There is an essential difference between the fixed-interval and fixed-ratio schedules which helps account for this opposition. In interval schedules the reinforcement is contingent upon some external agent. As long as the response comes at the right time, the organism will get the reinforcement. One can respond at a low or high rate and still get the same reinforcement, since the rate of his behavior in no way determines the reinforcement. On the other hand, in fixed-ratio reinforcement, the payoff is contingent upon the organism's responding. He may receive many or few reinforcements, depending on how much he cares to put out. A certain number of responses has to be made before the reinforcement will follow. This kind of schedule, of course, discourages "gold bricking," or loafing on the job. No work, no pay. In order to get the reinforcement, one must put out the work.

In selling, not only to protect the employer from unsuccessful salesmen as well as to provide greater "incentive" to the job, a fixed ratio is commonly applied by using the commission. A good salesman is rewarded by more pay in the amount of percentage he receives for the number of units sold. When the contractor is paid by the job, he is working on the FR schedule. In many crafts and arts one gets paid for a given product; if he produces nothing, he starves.

Such a schedule can be extremely effective if the ratio is not too high; that is, if the amount of work necessary for a given pay is within reasonable limits. Also, the reinforcement must not be too weak for the work done. A man is not likely to work very hard if the commission is too small. In all probability he will switch to a job that may pay off on some interval schedule instead. However, by supplying adequate commissions, the boss can induce his salesman to put out a high rate. He is likewise reinforced by success and prosperity.

Because of the great effectiveness in generating high rates, the use of ratio schedules is often opposed as being unfair or too dangerous to the individual's health. In laboratory animals it is possible to generate such high rates that the organism loses weight because the frequency of his reinforcement does not sustain him. Likewise, in human affairs, the salesman may suffer physical relapse because of working too long hours. Or, if heavy physical work is involved, the strain may be more than he can endure for a long period of time. As precautions, labor organizations may limit the number of units of work a man can put out in a given day. In the past, before labor organizations put a stop to abusive practices, some "Simon Legree's" took advantage of this principle by gradually increasing the ratios necessary for a reinforcement. In the old "sweat shop" days, when piecework pay was a more common practice than it is today, these men would require a given number of units for certain amount of pay. When this rate was established, they would increase the ratio for the same pay so that the workers had to work harder and harder in order to subsist. Fortunately this practice has been abolished today and is of only historical interest.

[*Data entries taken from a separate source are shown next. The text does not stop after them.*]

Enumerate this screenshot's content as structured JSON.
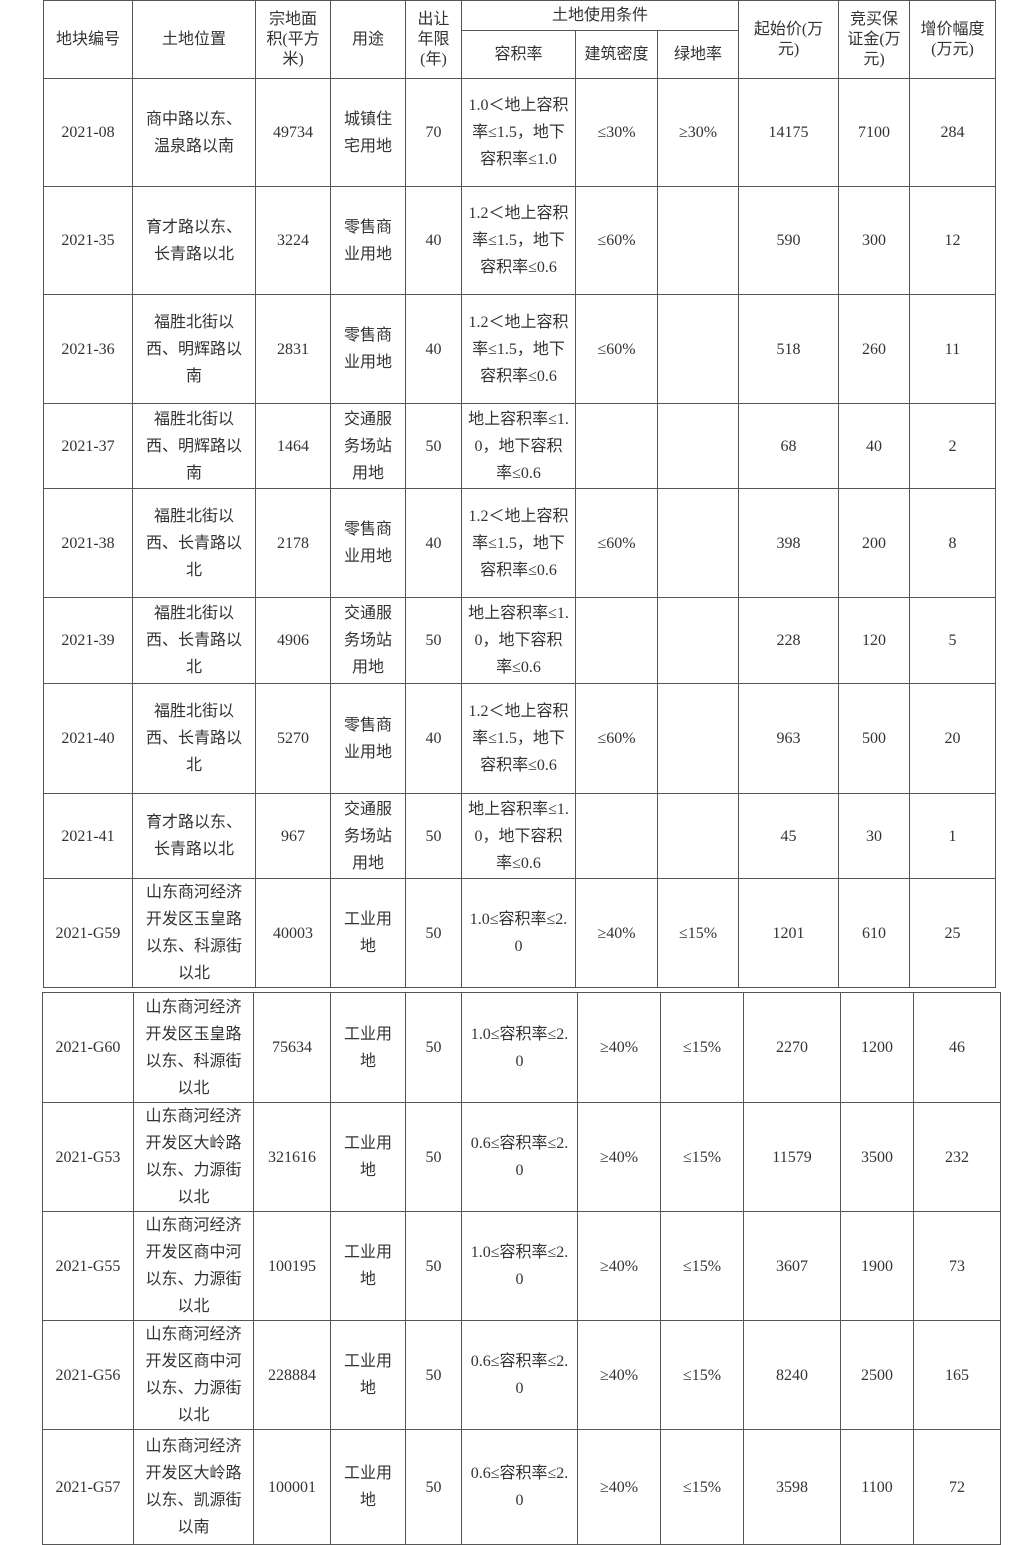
{
  "table": {
    "header": {
      "col_id": "地块编号",
      "location": "土地位置",
      "area": "宗地面积(平方米)",
      "use": "用途",
      "term": "出让年限(年)",
      "conditions": "土地使用条件",
      "far": "容积率",
      "density": "建筑密度",
      "green": "绿地率",
      "start_price": "起始价(万元)",
      "deposit": "竞买保证金(万元)",
      "increment": "增价幅度(万元)"
    },
    "rows": [
      [
        "2021-08",
        "商中路以东、温泉路以南",
        49734,
        "城镇住宅用地",
        70,
        "1.0＜地上容积率≤1.5，地下容积率≤1.0",
        "≤30%",
        "≥30%",
        14175,
        7100,
        284
      ],
      [
        "2021-35",
        "育才路以东、长青路以北",
        3224,
        "零售商业用地",
        40,
        "1.2＜地上容积率≤1.5，地下容积率≤0.6",
        "≤60%",
        null,
        590,
        300,
        12
      ],
      [
        "2021-36",
        "福胜北街以西、明辉路以南",
        2831,
        "零售商业用地",
        40,
        "1.2＜地上容积率≤1.5，地下容积率≤0.6",
        "≤60%",
        null,
        518,
        260,
        11
      ],
      [
        "2021-37",
        "福胜北街以西、明辉路以南",
        1464,
        "交通服务场站用地",
        50,
        "地上容积率≤1.0，地下容积率≤0.6",
        null,
        null,
        68,
        40,
        2
      ],
      [
        "2021-38",
        "福胜北街以西、长青路以北",
        2178,
        "零售商业用地",
        40,
        "1.2＜地上容积率≤1.5，地下容积率≤0.6",
        "≤60%",
        null,
        398,
        200,
        8
      ],
      [
        "2021-39",
        "福胜北街以西、长青路以北",
        4906,
        "交通服务场站用地",
        50,
        "地上容积率≤1.0，地下容积率≤0.6",
        null,
        null,
        228,
        120,
        5
      ],
      [
        "2021-40",
        "福胜北街以西、长青路以北",
        5270,
        "零售商业用地",
        40,
        "1.2＜地上容积率≤1.5，地下容积率≤0.6",
        "≤60%",
        null,
        963,
        500,
        20
      ],
      [
        "2021-41",
        "育才路以东、长青路以北",
        967,
        "交通服务场站用地",
        50,
        "地上容积率≤1.0，地下容积率≤0.6",
        null,
        null,
        45,
        30,
        1
      ],
      [
        "2021-G59",
        "山东商河经济开发区玉皇路以东、科源街以北",
        40003,
        "工业用地",
        50,
        "1.0≤容积率≤2.0",
        "≥40%",
        "≤15%",
        1201,
        610,
        25
      ]
    ]
  },
  "table_continued": {
    "rows": [
      [
        "2021-G60",
        "山东商河经济开发区玉皇路以东、科源街以北",
        75634,
        "工业用地",
        50,
        "1.0≤容积率≤2.0",
        "≥40%",
        "≤15%",
        2270,
        1200,
        46
      ],
      [
        "2021-G53",
        "山东商河经济开发区大岭路以东、力源街以北",
        321616,
        "工业用地",
        50,
        "0.6≤容积率≤2.0",
        "≥40%",
        "≤15%",
        11579,
        3500,
        232
      ],
      [
        "2021-G55",
        "山东商河经济开发区商中河以东、力源街以北",
        100195,
        "工业用地",
        50,
        "1.0≤容积率≤2.0",
        "≥40%",
        "≤15%",
        3607,
        1900,
        73
      ],
      [
        "2021-G56",
        "山东商河经济开发区商中河以东、力源街以北",
        228884,
        "工业用地",
        50,
        "0.6≤容积率≤2.0",
        "≥40%",
        "≤15%",
        8240,
        2500,
        165
      ],
      [
        "2021-G57",
        "山东商河经济开发区大岭路以东、凯源街以南",
        100001,
        "工业用地",
        50,
        "0.6≤容积率≤2.0",
        "≥40%",
        "≤15%",
        3598,
        1100,
        72
      ]
    ]
  }
}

Just how high a fixed ratio can one develop? Findley and Brady15 have demonstrated an FR of 120,000. In their procedure they use a chimpanzee as subject and developed this high stable ratio with the aid of a green light as a conditioned reinforcer (see Chapter 6). After each 4,000th response, the light, which had previously been associated with food, was presented alone. After 120,000 responses an almost unlimited supply of food became available as the primary reinforcer. The ratio break following the green light was about 15 minutes long before the animal began to respond again.